GlobalLogic Company Profile

Lead Data Engineer Python IRC

GlobalLogic Verified

Job Description

The project has the aim to develop AI Infrastructure (AII) is built atop Amazon Web Services resources with a particular focus on Redshift, SNS/SQS, CloudWatch, CloudFormation, Apache Airflow, as well as processing applications running on EC2 and other compute resources in the cloud. Software is developed in Python; the AWS Redshift database implements the Postgres API. The first area will be developing, deploying, and designing monitoring for a large number of new data feeds that will be ingested into the Redshift database from internal and external data streams. The technology involved will be SNS/SQS, EC2 autoscaling cluster, AWS Redshift, CloudWatch. The code will be writing in Python, and CloudFormation will be used for deployment. Extensive unit and integrated testing, and continuous deployment will need to be improved or developed. The second area will focus on developing Airflow/Python script-driven SQL and Spark workflows that will utilize data stored in Redshift to generate appropriate downstream BI. The project will involve extensive SQL query optimizations, spinning up EMR clusters, exporting and importing data from Spark clustering, data cleaning, and validation. The final area will focus on improving continuous testing and deployment of our tools, and improving security in the AWS account

Requirements:

Must have:

  • Strong Python Knowledge
  • Strong knowledge of SQL, including Analytical Functions
  • Good understanding of differences between OLTP and OLAP workload
  • Good understanding of distributed data processing concepts
  • Experience with distributed data processing, e.g. Apache Spark, GCP DataFlow, etc.
  • Good knowledge of Cloud technologies for any Cloud provider
  • Some experience with ETL (or ELT)
  • At least a high-level understanding of Machine Learning methodologies, types, and approaches

Nice to have:

  • Hands-on experience with AWS, namely SQSSNS, Redshift, EC2, S3
  • Knowledge of Apache Airflow
  • Experience with NoSQL distributed databases, especially with Cloud Warehouses (Amazon Reshift, Google BigQuery, Azure Synapse Analytics)

Preferences:

  • NoSQL, AWS Redshift, CloudFormation, AWS Cloudwatch, AWS SNS, AWS SQS, Docker, Apache Spark, Airflow

Job Responsibilities:

Leading engineering group that responsible for development and deployment features to the platform that performs:

  • getting, cleaning and save data from connected data feeds
  • generate interim data aggregation flows that genrates preliminary preparated data flows
  • generate final data aggregates
  • analytics generation ( reports, dashboard, etc. )
  • train ML models
  • improve data access interfaces and tools
  • managing data, i.e retention, backfilling, data managing, segmentation, performance tuning etc.

What We Offer

  • Exciting Projects: Come take your place at the forefront of digital transformation!

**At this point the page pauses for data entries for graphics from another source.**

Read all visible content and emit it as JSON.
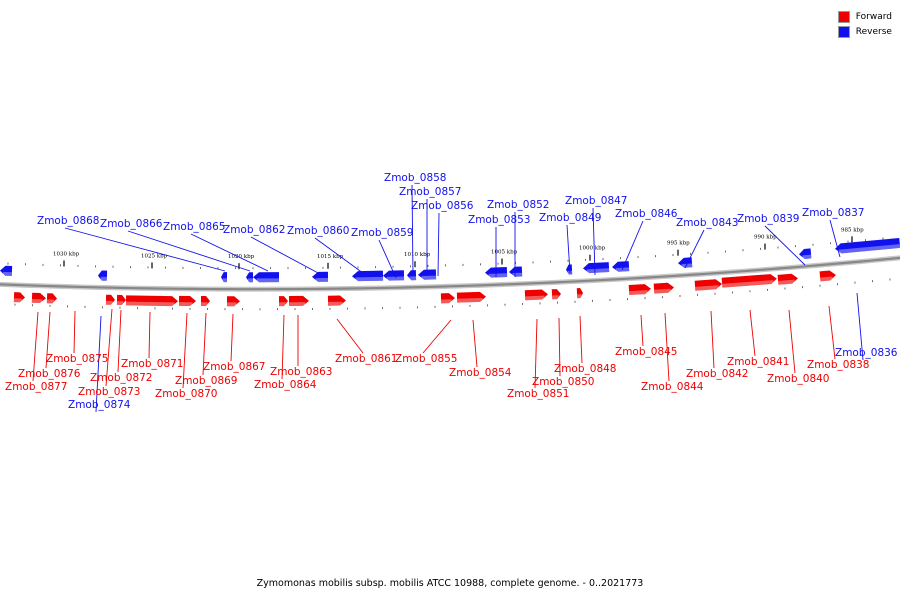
{
  "legend": [
    {
      "label": "Forward",
      "color": "#ee0000"
    },
    {
      "label": "Reverse",
      "color": "#1111ee"
    }
  ],
  "caption": "Zymomonas mobilis subsp. mobilis ATCC 10988, complete genome. - 0..2021773",
  "colors": {
    "forward": "#ee0000",
    "reverse": "#1111ee",
    "backbone": "#888888"
  },
  "kbp_ticks": [
    {
      "kbp": 1030,
      "label": "1030 kbp"
    },
    {
      "kbp": 1025,
      "label": "1025 kbp"
    },
    {
      "kbp": 1020,
      "label": "1020 kbp"
    },
    {
      "kbp": 1015,
      "label": "1015 kbp"
    },
    {
      "kbp": 1010,
      "label": "1010 kbp"
    },
    {
      "kbp": 1005,
      "label": "1005 kbp"
    },
    {
      "kbp": 1000,
      "label": "1000 kbp"
    },
    {
      "kbp": 995,
      "label": "995 kbp"
    },
    {
      "kbp": 990,
      "label": "990 kbp"
    },
    {
      "kbp": 985,
      "label": "985 kbp"
    }
  ],
  "genes": [
    {
      "id": "Zmob_0877",
      "strand": "forward"
    },
    {
      "id": "Zmob_0876",
      "strand": "forward"
    },
    {
      "id": "Zmob_0875",
      "strand": "forward"
    },
    {
      "id": "Zmob_0874",
      "strand": "reverse"
    },
    {
      "id": "Zmob_0873",
      "strand": "forward"
    },
    {
      "id": "Zmob_0872",
      "strand": "forward"
    },
    {
      "id": "Zmob_0871",
      "strand": "forward"
    },
    {
      "id": "Zmob_0870",
      "strand": "forward"
    },
    {
      "id": "Zmob_0869",
      "strand": "forward"
    },
    {
      "id": "Zmob_0868",
      "strand": "reverse"
    },
    {
      "id": "Zmob_0867",
      "strand": "forward"
    },
    {
      "id": "Zmob_0866",
      "strand": "reverse"
    },
    {
      "id": "Zmob_0865",
      "strand": "reverse"
    },
    {
      "id": "Zmob_0864",
      "strand": "forward"
    },
    {
      "id": "Zmob_0863",
      "strand": "forward"
    },
    {
      "id": "Zmob_0862",
      "strand": "reverse"
    },
    {
      "id": "Zmob_0861",
      "strand": "forward"
    },
    {
      "id": "Zmob_0860",
      "strand": "reverse"
    },
    {
      "id": "Zmob_0859",
      "strand": "reverse"
    },
    {
      "id": "Zmob_0858",
      "strand": "reverse"
    },
    {
      "id": "Zmob_0857",
      "strand": "reverse"
    },
    {
      "id": "Zmob_0856",
      "strand": "reverse"
    },
    {
      "id": "Zmob_0855",
      "strand": "forward"
    },
    {
      "id": "Zmob_0854",
      "strand": "forward"
    },
    {
      "id": "Zmob_0853",
      "strand": "reverse"
    },
    {
      "id": "Zmob_0852",
      "strand": "reverse"
    },
    {
      "id": "Zmob_0851",
      "strand": "forward"
    },
    {
      "id": "Zmob_0850",
      "strand": "forward"
    },
    {
      "id": "Zmob_0849",
      "strand": "reverse"
    },
    {
      "id": "Zmob_0848",
      "strand": "forward"
    },
    {
      "id": "Zmob_0847",
      "strand": "reverse"
    },
    {
      "id": "Zmob_0846",
      "strand": "reverse"
    },
    {
      "id": "Zmob_0845",
      "strand": "forward"
    },
    {
      "id": "Zmob_0844",
      "strand": "forward"
    },
    {
      "id": "Zmob_0843",
      "strand": "reverse"
    },
    {
      "id": "Zmob_0842",
      "strand": "forward"
    },
    {
      "id": "Zmob_0841",
      "strand": "forward"
    },
    {
      "id": "Zmob_0840",
      "strand": "forward"
    },
    {
      "id": "Zmob_0839",
      "strand": "reverse"
    },
    {
      "id": "Zmob_0838",
      "strand": "forward"
    },
    {
      "id": "Zmob_0837",
      "strand": "reverse"
    },
    {
      "id": "Zmob_0836",
      "strand": "reverse"
    }
  ]
}
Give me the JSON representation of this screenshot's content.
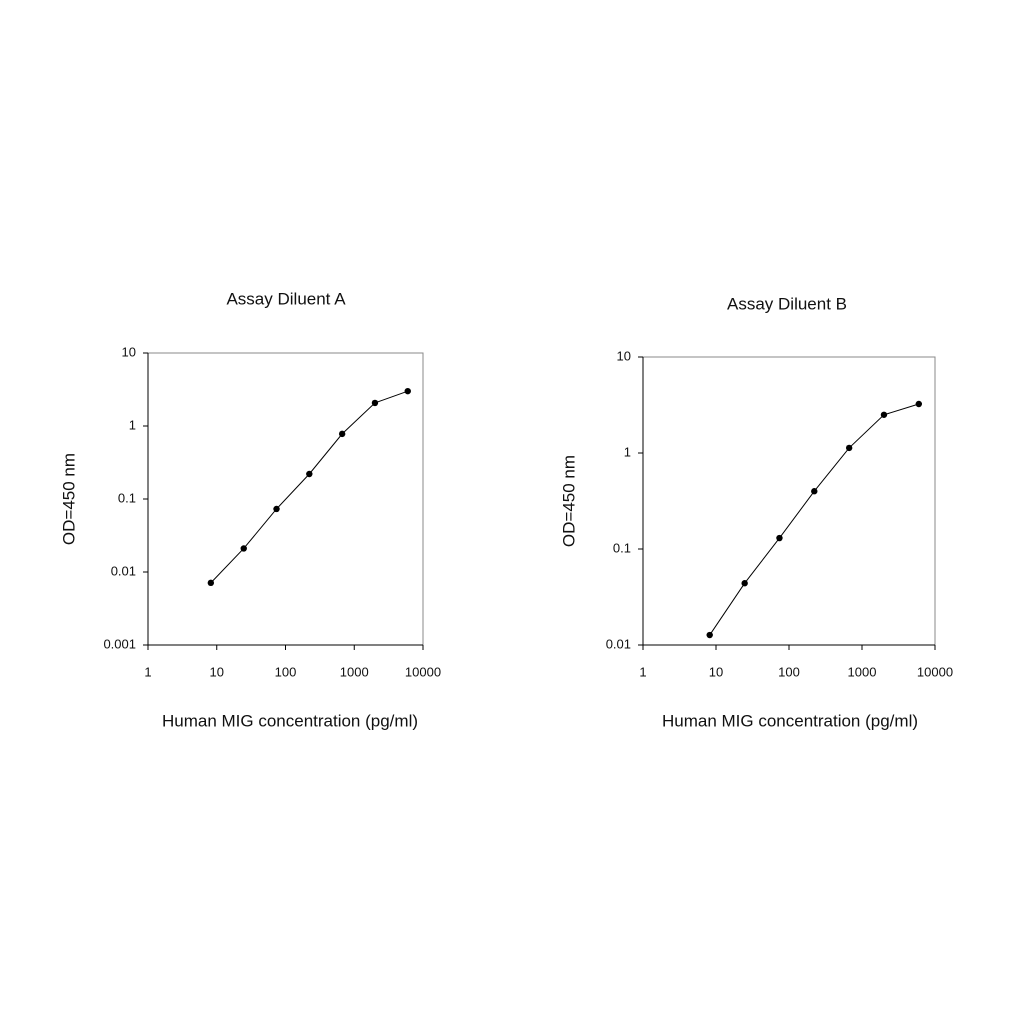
{
  "chart_data": [
    {
      "type": "line",
      "title": "Assay Diluent A",
      "xlabel": "Human MIG concentration (pg/ml)",
      "ylabel": "OD=450 nm",
      "log_x": true,
      "log_y": true,
      "color": "#000000",
      "x": [
        8.2,
        24.7,
        74,
        222,
        667,
        2000,
        6000
      ],
      "values": [
        0.0071,
        0.021,
        0.073,
        0.22,
        0.78,
        2.07,
        3.0
      ],
      "xlim": [
        1,
        10000
      ],
      "xticks": [
        1,
        10,
        100,
        1000,
        10000
      ],
      "ylim": [
        0.001,
        10
      ],
      "yticks": [
        0.001,
        0.01,
        0.1,
        1,
        10
      ]
    },
    {
      "type": "line",
      "title": "Assay Diluent B",
      "xlabel": "Human MIG concentration (pg/ml)",
      "ylabel": "OD=450 nm",
      "log_x": true,
      "log_y": true,
      "color": "#000000",
      "x": [
        8.2,
        24.7,
        74,
        222,
        667,
        2000,
        6000
      ],
      "values": [
        0.0127,
        0.044,
        0.13,
        0.4,
        1.13,
        2.5,
        3.24
      ],
      "xlim": [
        1,
        10000
      ],
      "xticks": [
        1,
        10,
        100,
        1000,
        10000
      ],
      "ylim": [
        0.01,
        10
      ],
      "yticks": [
        0.01,
        0.1,
        1,
        10
      ]
    }
  ]
}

With clients across all industries and sectors, we offer an opportunity to participate in creating market-defining products using the latest technologies.
  • Collaborative Environment: Expand your skills by collaborating with a diverse team of highly talented people in an open, laidback environment — or even abroad in one of our global centers or client facilities!
  • Work-Life Balance: GlobalLogic prioritizes work-life balance, which is why we offer flexible opportunities and options.
  • Professional Development: Our dedicated Learning & Development team regularly organizes certification and technical / soft skill training to help you realize your professional goals.
  • Excellent Benefits: We provide our consultants with competitive compensation and benefits
  • Fun Perks: We want you to love where you work, which is why we host sports classes, cultural, social and team building activities such as sports competitions and end-of-year corporate parties. Our vibrant offices also include dedicated GL Zones and rooftop decks where you can drink coffee or tea with your colleagues over a game of table football or darts!